MARK KAIJIM (IG: @markkaijim) is the author of two novels, The Lost Writer (2023) and The Wrong Person To Be Famous (2024). When he’s not writing, he enjoys rewatching The Wire or wandering the city while listening to Elliott Smith, Mac Miller, or The Wu-Tang Clan. He's an avid fan of birria tacos and mezcal.
CONTRIBUTING ARTISTS
(In order of appearance of work)
JAMIE GILL (Instagram: @jamie_gill_photography) is a singing mailman, unknown photographer and ex-chef, though he still cooks for his wife. His passions include family, this planet, music, literature, food, and photography. He refuses to wander this world with his eyes closed, and believes you will always find another perspective, if you look hard enough.
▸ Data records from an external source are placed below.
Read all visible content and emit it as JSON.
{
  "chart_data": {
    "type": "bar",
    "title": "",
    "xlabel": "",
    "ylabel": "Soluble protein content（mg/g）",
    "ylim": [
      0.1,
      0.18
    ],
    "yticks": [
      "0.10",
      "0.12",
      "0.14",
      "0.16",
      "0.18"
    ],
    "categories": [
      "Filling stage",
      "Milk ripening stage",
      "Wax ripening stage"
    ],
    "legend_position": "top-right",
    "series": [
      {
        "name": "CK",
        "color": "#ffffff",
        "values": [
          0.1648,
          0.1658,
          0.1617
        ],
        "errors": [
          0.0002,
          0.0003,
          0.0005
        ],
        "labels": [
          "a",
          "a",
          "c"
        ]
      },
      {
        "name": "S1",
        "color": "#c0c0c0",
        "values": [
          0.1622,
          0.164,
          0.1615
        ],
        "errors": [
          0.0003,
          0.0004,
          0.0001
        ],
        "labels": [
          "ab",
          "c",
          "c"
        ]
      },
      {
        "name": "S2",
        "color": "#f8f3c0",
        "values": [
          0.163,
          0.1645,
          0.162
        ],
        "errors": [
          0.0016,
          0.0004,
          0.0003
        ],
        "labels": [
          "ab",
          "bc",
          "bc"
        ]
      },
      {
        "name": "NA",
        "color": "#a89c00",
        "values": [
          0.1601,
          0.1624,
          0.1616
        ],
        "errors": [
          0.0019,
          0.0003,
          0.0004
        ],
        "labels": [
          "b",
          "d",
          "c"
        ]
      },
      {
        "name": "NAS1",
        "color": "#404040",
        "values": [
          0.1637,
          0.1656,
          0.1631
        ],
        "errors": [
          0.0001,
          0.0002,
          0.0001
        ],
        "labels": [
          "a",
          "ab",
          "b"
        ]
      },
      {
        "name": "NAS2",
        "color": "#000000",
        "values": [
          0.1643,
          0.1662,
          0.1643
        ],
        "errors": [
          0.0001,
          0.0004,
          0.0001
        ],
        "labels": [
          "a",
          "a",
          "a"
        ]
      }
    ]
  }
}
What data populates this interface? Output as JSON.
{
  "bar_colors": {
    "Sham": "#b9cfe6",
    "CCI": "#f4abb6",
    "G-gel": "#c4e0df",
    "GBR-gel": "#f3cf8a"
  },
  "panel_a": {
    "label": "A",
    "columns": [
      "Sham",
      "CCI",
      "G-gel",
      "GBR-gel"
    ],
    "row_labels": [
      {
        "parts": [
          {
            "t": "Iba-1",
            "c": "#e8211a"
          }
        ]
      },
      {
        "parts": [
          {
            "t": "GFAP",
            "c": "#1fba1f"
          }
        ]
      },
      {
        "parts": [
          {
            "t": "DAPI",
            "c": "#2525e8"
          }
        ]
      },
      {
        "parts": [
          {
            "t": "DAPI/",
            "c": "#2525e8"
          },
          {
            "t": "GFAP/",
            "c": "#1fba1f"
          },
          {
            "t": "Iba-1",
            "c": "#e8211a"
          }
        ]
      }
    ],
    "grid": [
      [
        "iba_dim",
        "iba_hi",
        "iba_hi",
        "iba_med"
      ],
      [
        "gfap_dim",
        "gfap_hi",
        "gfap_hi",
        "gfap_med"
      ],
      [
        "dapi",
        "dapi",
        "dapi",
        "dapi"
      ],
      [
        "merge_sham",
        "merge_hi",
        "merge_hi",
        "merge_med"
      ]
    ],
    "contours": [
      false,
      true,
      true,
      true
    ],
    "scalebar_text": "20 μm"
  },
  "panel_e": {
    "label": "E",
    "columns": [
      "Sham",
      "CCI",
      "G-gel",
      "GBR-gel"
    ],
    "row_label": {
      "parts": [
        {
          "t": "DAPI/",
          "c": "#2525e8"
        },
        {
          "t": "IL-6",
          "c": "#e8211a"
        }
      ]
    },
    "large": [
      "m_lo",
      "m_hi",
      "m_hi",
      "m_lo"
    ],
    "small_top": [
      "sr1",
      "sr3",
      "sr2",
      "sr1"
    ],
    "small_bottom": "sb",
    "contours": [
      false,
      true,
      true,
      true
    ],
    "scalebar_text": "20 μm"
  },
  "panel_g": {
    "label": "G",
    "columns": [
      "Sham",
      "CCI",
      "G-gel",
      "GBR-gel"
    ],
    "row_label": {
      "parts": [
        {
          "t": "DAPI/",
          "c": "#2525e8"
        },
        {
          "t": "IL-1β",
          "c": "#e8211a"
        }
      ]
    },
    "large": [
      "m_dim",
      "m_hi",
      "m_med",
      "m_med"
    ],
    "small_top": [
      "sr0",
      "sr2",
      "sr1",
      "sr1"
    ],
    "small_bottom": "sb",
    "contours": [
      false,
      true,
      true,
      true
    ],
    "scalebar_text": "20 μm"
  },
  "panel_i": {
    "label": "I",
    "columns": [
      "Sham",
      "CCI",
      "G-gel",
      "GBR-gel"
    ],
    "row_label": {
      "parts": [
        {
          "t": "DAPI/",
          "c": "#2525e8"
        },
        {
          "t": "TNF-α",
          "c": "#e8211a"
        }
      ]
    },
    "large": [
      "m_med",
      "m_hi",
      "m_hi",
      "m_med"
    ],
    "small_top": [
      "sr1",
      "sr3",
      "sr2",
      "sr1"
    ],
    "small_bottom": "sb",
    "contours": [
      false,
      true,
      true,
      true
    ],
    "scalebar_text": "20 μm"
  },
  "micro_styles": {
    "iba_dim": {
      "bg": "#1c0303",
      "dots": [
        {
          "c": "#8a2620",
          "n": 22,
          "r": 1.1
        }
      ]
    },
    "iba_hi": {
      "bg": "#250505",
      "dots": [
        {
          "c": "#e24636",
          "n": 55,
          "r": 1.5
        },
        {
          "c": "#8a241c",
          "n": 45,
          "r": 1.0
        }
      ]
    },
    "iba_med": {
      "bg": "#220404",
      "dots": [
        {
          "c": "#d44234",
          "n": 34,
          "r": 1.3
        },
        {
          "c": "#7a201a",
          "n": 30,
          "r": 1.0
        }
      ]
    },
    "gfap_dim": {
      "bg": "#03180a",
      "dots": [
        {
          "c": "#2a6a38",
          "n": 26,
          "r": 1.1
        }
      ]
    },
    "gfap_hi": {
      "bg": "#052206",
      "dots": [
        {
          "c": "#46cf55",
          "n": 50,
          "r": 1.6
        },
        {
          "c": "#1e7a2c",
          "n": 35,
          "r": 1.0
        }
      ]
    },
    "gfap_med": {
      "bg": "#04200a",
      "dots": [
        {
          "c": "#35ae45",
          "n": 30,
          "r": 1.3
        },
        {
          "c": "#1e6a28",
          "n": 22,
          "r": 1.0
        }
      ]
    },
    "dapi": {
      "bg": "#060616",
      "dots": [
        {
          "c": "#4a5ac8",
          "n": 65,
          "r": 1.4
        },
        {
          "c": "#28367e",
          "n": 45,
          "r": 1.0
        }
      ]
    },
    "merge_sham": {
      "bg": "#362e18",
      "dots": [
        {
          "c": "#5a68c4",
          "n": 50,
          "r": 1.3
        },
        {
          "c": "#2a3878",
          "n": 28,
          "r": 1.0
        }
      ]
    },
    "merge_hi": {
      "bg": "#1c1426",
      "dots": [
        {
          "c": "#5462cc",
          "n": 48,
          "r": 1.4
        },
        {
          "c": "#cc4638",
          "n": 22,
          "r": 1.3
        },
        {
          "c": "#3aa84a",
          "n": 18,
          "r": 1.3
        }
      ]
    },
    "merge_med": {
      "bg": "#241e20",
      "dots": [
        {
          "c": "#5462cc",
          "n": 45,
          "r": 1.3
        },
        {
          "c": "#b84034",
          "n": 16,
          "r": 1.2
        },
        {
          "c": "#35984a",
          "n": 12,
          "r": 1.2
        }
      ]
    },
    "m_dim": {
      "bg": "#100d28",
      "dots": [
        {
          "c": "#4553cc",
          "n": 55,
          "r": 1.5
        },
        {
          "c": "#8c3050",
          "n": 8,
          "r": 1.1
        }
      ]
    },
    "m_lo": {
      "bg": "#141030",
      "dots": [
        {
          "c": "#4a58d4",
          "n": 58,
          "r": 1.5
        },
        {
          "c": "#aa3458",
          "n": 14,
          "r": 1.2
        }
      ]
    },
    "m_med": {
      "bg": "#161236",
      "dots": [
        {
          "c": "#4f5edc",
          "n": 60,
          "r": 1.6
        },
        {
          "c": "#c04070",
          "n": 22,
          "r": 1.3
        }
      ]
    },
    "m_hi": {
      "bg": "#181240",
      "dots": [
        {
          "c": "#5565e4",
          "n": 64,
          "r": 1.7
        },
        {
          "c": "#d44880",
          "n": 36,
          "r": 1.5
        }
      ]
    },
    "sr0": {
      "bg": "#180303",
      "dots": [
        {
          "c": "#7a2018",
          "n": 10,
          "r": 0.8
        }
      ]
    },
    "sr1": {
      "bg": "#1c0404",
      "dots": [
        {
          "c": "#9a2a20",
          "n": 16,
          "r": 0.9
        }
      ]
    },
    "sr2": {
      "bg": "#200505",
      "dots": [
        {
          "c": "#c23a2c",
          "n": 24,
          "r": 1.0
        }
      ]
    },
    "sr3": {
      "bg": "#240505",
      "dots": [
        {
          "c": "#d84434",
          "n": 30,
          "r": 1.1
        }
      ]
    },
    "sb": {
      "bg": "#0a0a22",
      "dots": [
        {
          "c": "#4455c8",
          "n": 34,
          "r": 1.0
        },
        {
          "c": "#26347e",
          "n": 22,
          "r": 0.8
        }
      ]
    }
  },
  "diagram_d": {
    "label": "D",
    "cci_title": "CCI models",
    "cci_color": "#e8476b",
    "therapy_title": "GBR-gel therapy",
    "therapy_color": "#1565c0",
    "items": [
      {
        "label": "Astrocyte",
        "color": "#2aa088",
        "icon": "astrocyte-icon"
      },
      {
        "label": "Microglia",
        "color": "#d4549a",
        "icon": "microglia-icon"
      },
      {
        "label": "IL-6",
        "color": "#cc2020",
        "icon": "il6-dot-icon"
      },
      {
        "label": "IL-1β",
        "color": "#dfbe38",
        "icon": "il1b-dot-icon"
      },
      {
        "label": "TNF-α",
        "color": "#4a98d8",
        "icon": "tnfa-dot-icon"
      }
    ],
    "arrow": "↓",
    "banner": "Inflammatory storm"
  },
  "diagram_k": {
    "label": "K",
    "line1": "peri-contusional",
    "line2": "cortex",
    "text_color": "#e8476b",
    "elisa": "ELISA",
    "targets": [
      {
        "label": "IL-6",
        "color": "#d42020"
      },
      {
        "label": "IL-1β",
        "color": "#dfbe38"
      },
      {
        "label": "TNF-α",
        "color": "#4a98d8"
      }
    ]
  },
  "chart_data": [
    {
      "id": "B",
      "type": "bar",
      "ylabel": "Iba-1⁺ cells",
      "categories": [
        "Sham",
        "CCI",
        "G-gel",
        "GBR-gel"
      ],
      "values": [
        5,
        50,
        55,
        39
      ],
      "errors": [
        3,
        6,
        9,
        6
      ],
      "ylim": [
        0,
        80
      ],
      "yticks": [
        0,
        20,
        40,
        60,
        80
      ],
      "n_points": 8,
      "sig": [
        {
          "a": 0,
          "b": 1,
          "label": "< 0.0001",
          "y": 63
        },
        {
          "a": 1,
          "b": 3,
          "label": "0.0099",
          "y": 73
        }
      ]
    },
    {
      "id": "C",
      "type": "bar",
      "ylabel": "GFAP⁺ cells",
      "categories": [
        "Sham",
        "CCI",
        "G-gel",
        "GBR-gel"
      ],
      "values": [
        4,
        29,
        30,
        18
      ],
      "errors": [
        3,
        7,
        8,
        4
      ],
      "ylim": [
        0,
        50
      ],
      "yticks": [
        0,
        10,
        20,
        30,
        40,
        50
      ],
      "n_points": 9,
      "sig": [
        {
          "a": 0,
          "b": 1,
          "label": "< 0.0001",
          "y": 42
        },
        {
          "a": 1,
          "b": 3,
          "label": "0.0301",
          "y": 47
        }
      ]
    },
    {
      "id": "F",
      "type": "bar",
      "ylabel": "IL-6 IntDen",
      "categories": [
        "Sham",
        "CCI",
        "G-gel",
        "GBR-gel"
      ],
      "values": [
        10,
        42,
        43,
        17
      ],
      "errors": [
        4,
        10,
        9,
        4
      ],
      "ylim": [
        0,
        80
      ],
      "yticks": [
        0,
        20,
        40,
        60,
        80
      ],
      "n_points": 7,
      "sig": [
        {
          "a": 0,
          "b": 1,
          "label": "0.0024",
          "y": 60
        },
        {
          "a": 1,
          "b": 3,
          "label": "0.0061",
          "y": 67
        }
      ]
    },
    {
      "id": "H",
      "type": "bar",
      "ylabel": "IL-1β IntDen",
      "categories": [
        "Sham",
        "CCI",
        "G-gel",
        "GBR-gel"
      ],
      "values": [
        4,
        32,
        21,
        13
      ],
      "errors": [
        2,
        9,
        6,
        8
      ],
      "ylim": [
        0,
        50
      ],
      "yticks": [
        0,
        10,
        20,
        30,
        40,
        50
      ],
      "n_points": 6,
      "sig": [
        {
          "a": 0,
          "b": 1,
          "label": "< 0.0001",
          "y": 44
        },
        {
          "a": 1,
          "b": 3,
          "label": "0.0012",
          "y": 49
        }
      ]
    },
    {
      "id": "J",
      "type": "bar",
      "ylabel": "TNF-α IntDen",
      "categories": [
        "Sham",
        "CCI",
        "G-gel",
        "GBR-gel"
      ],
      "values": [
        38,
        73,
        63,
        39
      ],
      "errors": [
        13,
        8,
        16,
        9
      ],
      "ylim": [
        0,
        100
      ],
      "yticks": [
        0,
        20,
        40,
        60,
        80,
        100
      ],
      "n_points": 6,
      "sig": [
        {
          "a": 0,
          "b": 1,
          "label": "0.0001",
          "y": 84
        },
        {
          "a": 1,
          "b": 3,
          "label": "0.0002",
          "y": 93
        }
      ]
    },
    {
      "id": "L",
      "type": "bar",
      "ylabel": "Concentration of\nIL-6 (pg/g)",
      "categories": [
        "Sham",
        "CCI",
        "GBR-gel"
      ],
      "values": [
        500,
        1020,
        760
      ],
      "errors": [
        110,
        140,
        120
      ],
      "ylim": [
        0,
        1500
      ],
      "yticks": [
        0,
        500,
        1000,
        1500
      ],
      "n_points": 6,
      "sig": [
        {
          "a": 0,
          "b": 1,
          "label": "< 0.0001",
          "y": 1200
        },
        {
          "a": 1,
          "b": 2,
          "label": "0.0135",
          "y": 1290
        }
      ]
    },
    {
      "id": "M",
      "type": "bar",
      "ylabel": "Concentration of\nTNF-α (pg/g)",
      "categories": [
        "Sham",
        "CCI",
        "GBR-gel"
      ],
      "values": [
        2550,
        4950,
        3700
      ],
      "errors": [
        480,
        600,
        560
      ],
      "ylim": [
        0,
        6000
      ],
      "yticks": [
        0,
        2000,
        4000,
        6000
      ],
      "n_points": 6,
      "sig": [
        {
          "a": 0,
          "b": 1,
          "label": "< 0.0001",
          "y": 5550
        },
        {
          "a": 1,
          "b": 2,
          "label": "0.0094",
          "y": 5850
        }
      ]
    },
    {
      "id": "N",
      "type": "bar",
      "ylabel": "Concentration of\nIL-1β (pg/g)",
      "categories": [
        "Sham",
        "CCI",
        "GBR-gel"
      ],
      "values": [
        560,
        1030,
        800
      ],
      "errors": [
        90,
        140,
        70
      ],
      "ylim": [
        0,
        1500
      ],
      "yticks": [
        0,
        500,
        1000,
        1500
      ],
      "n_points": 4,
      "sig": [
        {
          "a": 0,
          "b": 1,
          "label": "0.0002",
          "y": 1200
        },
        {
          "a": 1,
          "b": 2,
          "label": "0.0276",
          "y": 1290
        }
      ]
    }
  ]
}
JIM THOMSEN (Threads / IG: @thomsenjim) is an editor, photographer and writer who lives in Kingston, Washington. His fiction and nonfiction has appeared in Noir City, Pulp Modern, Switchblade, Shotgun Honey and several other publications. He sees his "noir" photography as a subtle form of satire on the idea that noir is increasingly a matter of style rather than theme (he's strictly a theme guy), and that noir can be everywhere if you choose to see it as a visual-first concept.
A freelance journalist and photographer, SONALI ROY wears several other hats including a traveler, painter, 3-D art designer, music composer, and singer. While not working, Sonali enjoys listening to music and watching & feeding birds. Devoted to lacto-vegan diet, Sonali regularly practices yoga and meditation.